Sandra Margolian, Concordia’s public art lead, is managing the development of the public art policy with the assistance of consulting firm Communications MDR and the input from key diverse internal and external community stakeholders. In addition, the policy will specify a mandate and detail terms of reference for a public art advisory committee.
“For the past several years, discussions have been taking place within art institutions about the inequities present in the methods of acquisition, representation and decision-making processes,” Margolian says.
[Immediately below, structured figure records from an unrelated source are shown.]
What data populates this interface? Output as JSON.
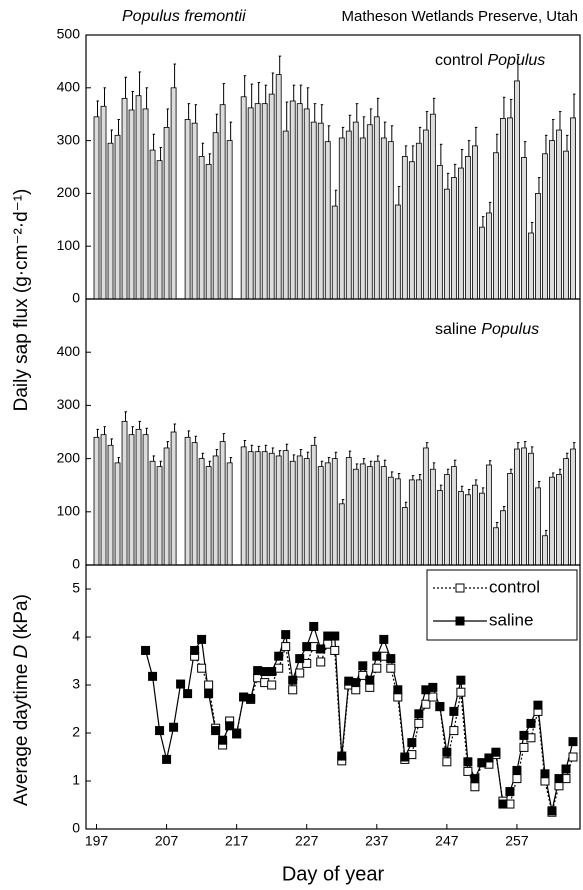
{
  "chart_data": [
    {
      "type": "bar",
      "title": "Populus fremontii",
      "subtitle": "Matheson Wetlands Preserve, Utah",
      "annotation": [
        "control",
        "Populus"
      ],
      "x": [
        197,
        198,
        199,
        200,
        201,
        202,
        203,
        204,
        205,
        206,
        207,
        208,
        210,
        211,
        212,
        213,
        214,
        215,
        216,
        218,
        219,
        220,
        221,
        222,
        223,
        224,
        225,
        226,
        227,
        228,
        229,
        230,
        231,
        232,
        233,
        234,
        235,
        236,
        237,
        238,
        239,
        240,
        241,
        242,
        243,
        244,
        245,
        246,
        247,
        248,
        249,
        250,
        251,
        252,
        253,
        254,
        255,
        256,
        257,
        258,
        259,
        260,
        261,
        262,
        263,
        264,
        265
      ],
      "values": [
        345,
        365,
        295,
        310,
        380,
        358,
        385,
        360,
        282,
        262,
        325,
        400,
        340,
        333,
        270,
        255,
        315,
        368,
        300,
        383,
        362,
        370,
        370,
        388,
        425,
        318,
        375,
        370,
        360,
        335,
        333,
        298,
        176,
        305,
        318,
        335,
        305,
        330,
        345,
        305,
        298,
        178,
        270,
        260,
        295,
        320,
        350,
        253,
        208,
        230,
        248,
        270,
        290,
        136,
        163,
        277,
        342,
        343,
        413,
        268,
        125,
        200,
        275,
        300,
        320,
        280,
        343
      ],
      "errors": [
        30,
        35,
        25,
        30,
        40,
        35,
        45,
        40,
        30,
        25,
        35,
        45,
        30,
        35,
        25,
        20,
        35,
        40,
        35,
        40,
        45,
        40,
        35,
        40,
        35,
        55,
        30,
        35,
        40,
        35,
        35,
        30,
        30,
        20,
        30,
        35,
        40,
        30,
        35,
        30,
        30,
        35,
        20,
        30,
        30,
        35,
        30,
        40,
        30,
        25,
        35,
        30,
        35,
        20,
        20,
        35,
        40,
        35,
        50,
        30,
        20,
        30,
        35,
        40,
        35,
        30,
        45
      ],
      "color": "#dcdcdc",
      "xlim": [
        195.5,
        266
      ],
      "ylim": [
        0,
        500
      ],
      "yticks": [
        0,
        100,
        200,
        300,
        400,
        500
      ]
    },
    {
      "type": "bar",
      "ylabel": "Daily sap flux (g·cm⁻²·d⁻¹)",
      "annotation": [
        "saline",
        "Populus"
      ],
      "x": [
        197,
        198,
        199,
        200,
        201,
        202,
        203,
        204,
        205,
        206,
        207,
        208,
        210,
        211,
        212,
        213,
        214,
        215,
        216,
        218,
        219,
        220,
        221,
        222,
        223,
        224,
        225,
        226,
        227,
        228,
        229,
        230,
        231,
        232,
        233,
        234,
        235,
        236,
        237,
        238,
        239,
        240,
        241,
        242,
        243,
        244,
        245,
        246,
        247,
        248,
        249,
        250,
        251,
        252,
        253,
        254,
        255,
        256,
        257,
        258,
        259,
        260,
        261,
        262,
        263,
        264,
        265
      ],
      "values": [
        240,
        245,
        225,
        192,
        270,
        245,
        255,
        245,
        195,
        185,
        220,
        250,
        240,
        230,
        200,
        185,
        205,
        232,
        192,
        222,
        213,
        213,
        213,
        210,
        205,
        215,
        195,
        205,
        200,
        225,
        185,
        192,
        200,
        115,
        202,
        180,
        190,
        185,
        195,
        185,
        165,
        162,
        108,
        160,
        160,
        220,
        180,
        140,
        170,
        185,
        138,
        132,
        150,
        135,
        188,
        70,
        102,
        172,
        218,
        220,
        210,
        145,
        55,
        165,
        170,
        200,
        218
      ],
      "errors": [
        15,
        15,
        12,
        10,
        18,
        15,
        15,
        12,
        10,
        10,
        12,
        15,
        12,
        12,
        10,
        10,
        12,
        15,
        10,
        12,
        12,
        10,
        12,
        10,
        10,
        12,
        12,
        12,
        12,
        15,
        10,
        10,
        12,
        8,
        12,
        10,
        10,
        10,
        10,
        12,
        10,
        10,
        10,
        8,
        10,
        10,
        12,
        10,
        10,
        12,
        10,
        10,
        10,
        10,
        8,
        10,
        8,
        8,
        12,
        12,
        12,
        12,
        10,
        8,
        10,
        10,
        12
      ],
      "color": "#dcdcdc",
      "xlim": [
        195.5,
        266
      ],
      "ylim": [
        0,
        500
      ],
      "yticks": [
        0,
        100,
        200,
        300,
        400
      ]
    },
    {
      "type": "line",
      "ylabel": [
        "Average daytime",
        "D",
        "(kPa)"
      ],
      "xlabel": "Day of year",
      "x": [
        204,
        205,
        206,
        207,
        208,
        209,
        210,
        211,
        212,
        213,
        214,
        215,
        216,
        217,
        218,
        219,
        220,
        221,
        222,
        223,
        224,
        225,
        226,
        227,
        228,
        229,
        230,
        231,
        232,
        233,
        234,
        235,
        236,
        237,
        238,
        239,
        240,
        241,
        242,
        243,
        244,
        245,
        246,
        247,
        248,
        249,
        250,
        251,
        252,
        253,
        254,
        255,
        256,
        257,
        258,
        259,
        260,
        261,
        262,
        263,
        264,
        265
      ],
      "series": [
        {
          "name": "control",
          "color": "#000000",
          "marker_fill": "#ffffff",
          "dashed": true,
          "values": [
            null,
            null,
            null,
            null,
            null,
            null,
            null,
            3.6,
            3.35,
            3.0,
            2.1,
            1.75,
            2.25,
            1.98,
            2.75,
            2.7,
            3.15,
            3.05,
            3.0,
            3.35,
            3.8,
            2.9,
            3.25,
            3.45,
            3.8,
            3.48,
            3.85,
            3.72,
            1.42,
            3.0,
            2.9,
            3.2,
            2.95,
            3.35,
            3.6,
            3.35,
            2.75,
            1.45,
            1.55,
            2.2,
            2.6,
            2.75,
            2.55,
            1.4,
            2.05,
            2.85,
            1.2,
            0.88,
            1.38,
            1.35,
            1.55,
            0.58,
            0.52,
            1.05,
            1.7,
            1.9,
            2.45,
            1.0,
            0.35,
            0.9,
            1.05,
            1.5
          ]
        },
        {
          "name": "saline",
          "color": "#000000",
          "marker_fill": "#000000",
          "dashed": false,
          "values": [
            3.72,
            3.18,
            2.05,
            1.45,
            2.12,
            3.02,
            2.82,
            3.72,
            3.95,
            2.82,
            2.05,
            1.85,
            2.15,
            2.0,
            2.75,
            2.72,
            3.3,
            3.28,
            3.28,
            3.6,
            4.05,
            3.1,
            3.55,
            3.8,
            4.22,
            3.75,
            4.02,
            4.02,
            1.52,
            3.08,
            3.05,
            3.4,
            3.1,
            3.6,
            3.95,
            3.55,
            2.9,
            1.5,
            1.8,
            2.4,
            2.9,
            2.95,
            2.55,
            1.6,
            2.45,
            3.1,
            1.4,
            1.05,
            1.38,
            1.48,
            1.6,
            0.52,
            0.78,
            1.22,
            1.95,
            2.2,
            2.58,
            1.15,
            0.38,
            1.05,
            1.25,
            1.82
          ]
        }
      ],
      "xlim": [
        195.5,
        266
      ],
      "xticks": [
        197,
        207,
        217,
        227,
        237,
        247,
        257
      ],
      "ylim": [
        0,
        5.5
      ],
      "yticks": [
        0,
        1,
        2,
        3,
        4,
        5
      ],
      "legend": "upper right"
    }
  ]
}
“The Truth and Reconciliation Commission’s Calls to Action and the Black Lives Matter movement are encouraging the re-evaluation of museum policies and practices. This has motivated — mobilized — the arts community and it’s institutions to question how they can take stock of and address institutional racism and ensure equitable and inclusive practices in the development, presentation and governance of their collections.”
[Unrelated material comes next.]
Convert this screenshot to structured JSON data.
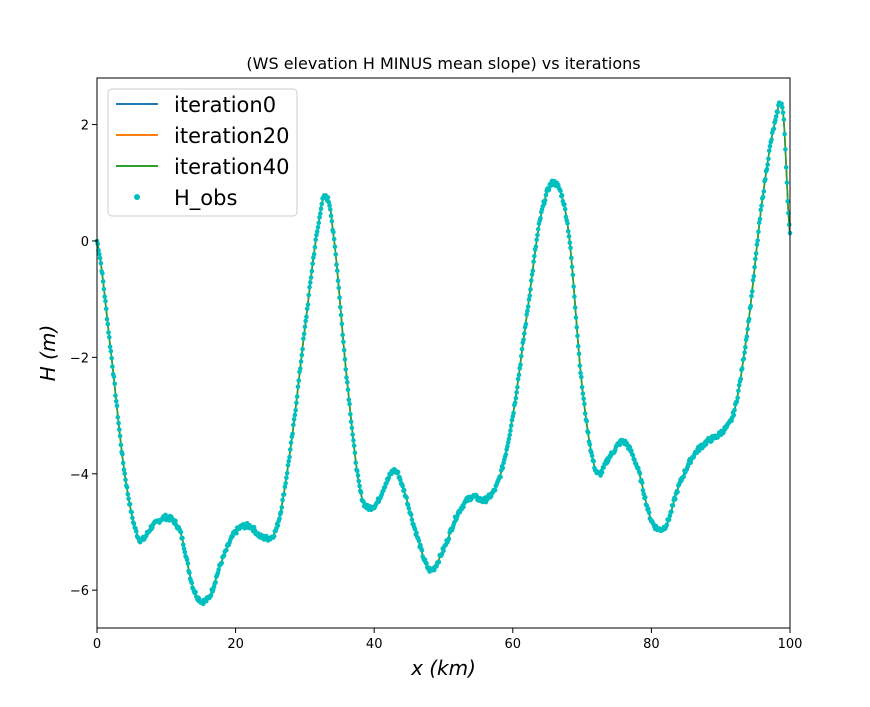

Margolian adds that the resulting global cultural shift, also occurring at Concordia, is what’s allowing the university’s public art policy project to happen now.
Some of the key objectives of the policy include:
- Providing a formal framework to govern the development and conservation of the collection, including a clear mission and curatorial vision
- Expanding engagement and pedagogical opportunities with the collection for all of Concordia’s diverse communities — students, faculty, staff and the general public
- Ensuring inclusive best practices, taking into consideration the university’s location on unceded Indigenous lands; Concordia’s Indigenous Directions Action Plan provides an important foundation for this
- Providing direction for making appraisals and acquisition decisions, allocating resources and creating accountability
- Ensuring best practices and funding in caring for permanent works as well as programming ephemeral art
- Providing opportunities for Concordia’s fine arts students to gain experience in creating public and socially engaged artwork while at the university
The multiple roles of a university public art collection
The university’s 4TH SPACE recently hosted a podcast conversation between Margolian and Annie Gérin, Concordia’s dean of fine arts and art historian. Gérin’s research focuses on public art, specifically Canadian and Soviet art and how it is experienced outside of traditional gallery spaces. The two speakers bring to light the multiple roles of a university public art collection.
They point out that, in addition to serving as a pedagogical resource, the collection can activate public space aesthetically and culturally, contribute to community identity, reflect or critique the space it inhabits and be a starting point to engage in conversation with the university community.
The policy is being developed with input from the community. Interviews with key internal and external stakeholders are currently being conducted and will be followed by broader community consultations to take place over the fall term.